The HP P500 Portable SSD is a great-looking, highly compact drive. Many competitors take the easy route when designing their portable SSDs. They put two PCBs in the case: one that handles the USB-to-NVMe translation and a second that provides the actual storage capacity. Since the latter is often a full-size M.2 SSD, the physical space requirements are bigger. The HP P500 comes in a much smaller footprint because all components have been integrated nicely onto a single PCB. The metal housing is of high quality and ultra-durable. To me, it looks like you could run it over with a truck, probably while reading and writing data from the drive. The beauty of SSDs is that they have no moving parts, which makes them virtually immune against shock, vibration, and other environmental factors.
A USB-C to Type-A cable is included, but the problem is that the cable is way too short. Most desktop computers have their 10 Gbps USB port(s) at the back, so the included cable means you'll be crawling under your desk from time to time. A small criticism is that there is no activity indicator. Many vendors include a small LED near the USB-C port, so you can easily see when the drive is finished with a lengthy copy operation, or when data is accessed.

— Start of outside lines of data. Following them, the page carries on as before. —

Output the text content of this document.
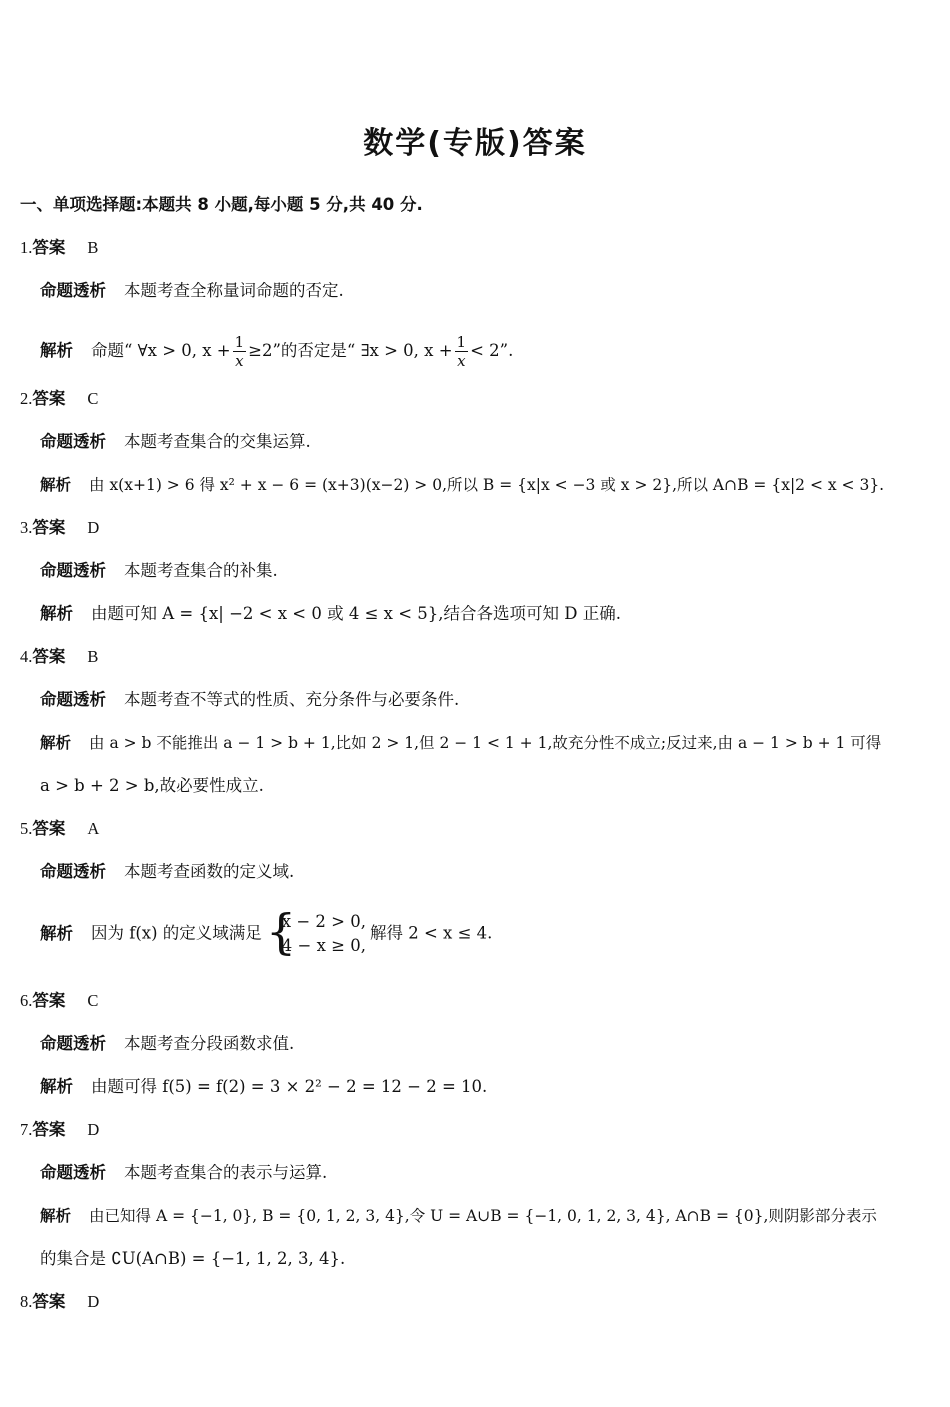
数学(专版)答案
一、单项选择题:本题共 8 小题,每小题 5 分,共 40 分.
1.答案 B
命题透析 本题考查全称量词命题的否定.
解析 命题“ ∀x > 0, $x + \frac{1}{x} \ge 2$”的否定是“ ∃x > 0, $x + \frac{1}{x} < 2$”.
2.答案 C
命题透析 本题考查集合的交集运算.
解析 由 x(x+1) > 6 得 x² + x − 6 = (x+3)(x−2) > 0,所以 B = {x|x < −3 或 x > 2},所以 A∩B = {x|2 < x < 3}.
3.答案 D
命题透析 本题考查集合的补集.
解析 由题可知 A = {x| −2 < x < 0 或 4 ≤ x < 5},结合各选项可知 D 正确.
4.答案 B
命题透析 本题考查不等式的性质、充分条件与必要条件.
解析 由 a > b 不能推出 a − 1 > b + 1,比如 2 > 1,但 2 − 1 < 1 + 1,故充分性不成立;反过来,由 a − 1 > b + 1 可得
a > b + 2 > b,故必要性成立.
5.答案 A
命题透析 本题考查函数的定义域.
解析 因为 f(x) 的定义域满足 {
x − 2 > 0,
4 − x ≥ 0,
解得 2 < x ≤ 4.
6.答案 C
命题透析 本题考查分段函数求值.
解析 由题可得 f(5) = f(2) = 3 × 2² − 2 = 12 − 2 = 10.
7.答案 D
命题透析 本题考查集合的表示与运算.
解析 由已知得 A = {−1, 0}, B = {0, 1, 2, 3, 4},令 U = A∪B = {−1, 0, 1, 2, 3, 4}, A∩B = {0},则阴影部分表示
的集合是 ∁U(A∩B) = {−1, 1, 2, 3, 4}.
8.答案 D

In terms of performance, the HP P500 really can't impress compared to other USB 3.1 drives in our test group. The underlying reason is that the drive is not based on the NVMe standard, but uses the UFS (Universal Flash Storage) interface, which has been developed for digital cameras, phones, and other consumer electronics devices. Overall performance is still much better than any USB stick or mechanical HDD, reaching almost 400 MB/s read and 250 MB/s write. What's also worth mentioning is that the drive doesn't seem to use any pseudo-SLC cache. This means incoming write bursts can't be absorbed at high speed and instead complete at 250 MB/s. On the other hand, write speeds remain constant while filling the drive's full capacity. Transfer rates on other SSDs fall off a cliff once their SLC cache is exhausted.
With $115 for the 1 TB variant, the HP P500 is about as cheap as it gets for a portable SSD with 1 TB capacity. For the vast majority of consumers, its performance will be perfectly sufficient, especially when interacting with HDD-based systems. On the other hand, for just a few dollars more, you can get an SSD with higher performance, but it might also end up physically bigger because the components aren't integrated as neatly as on the P500.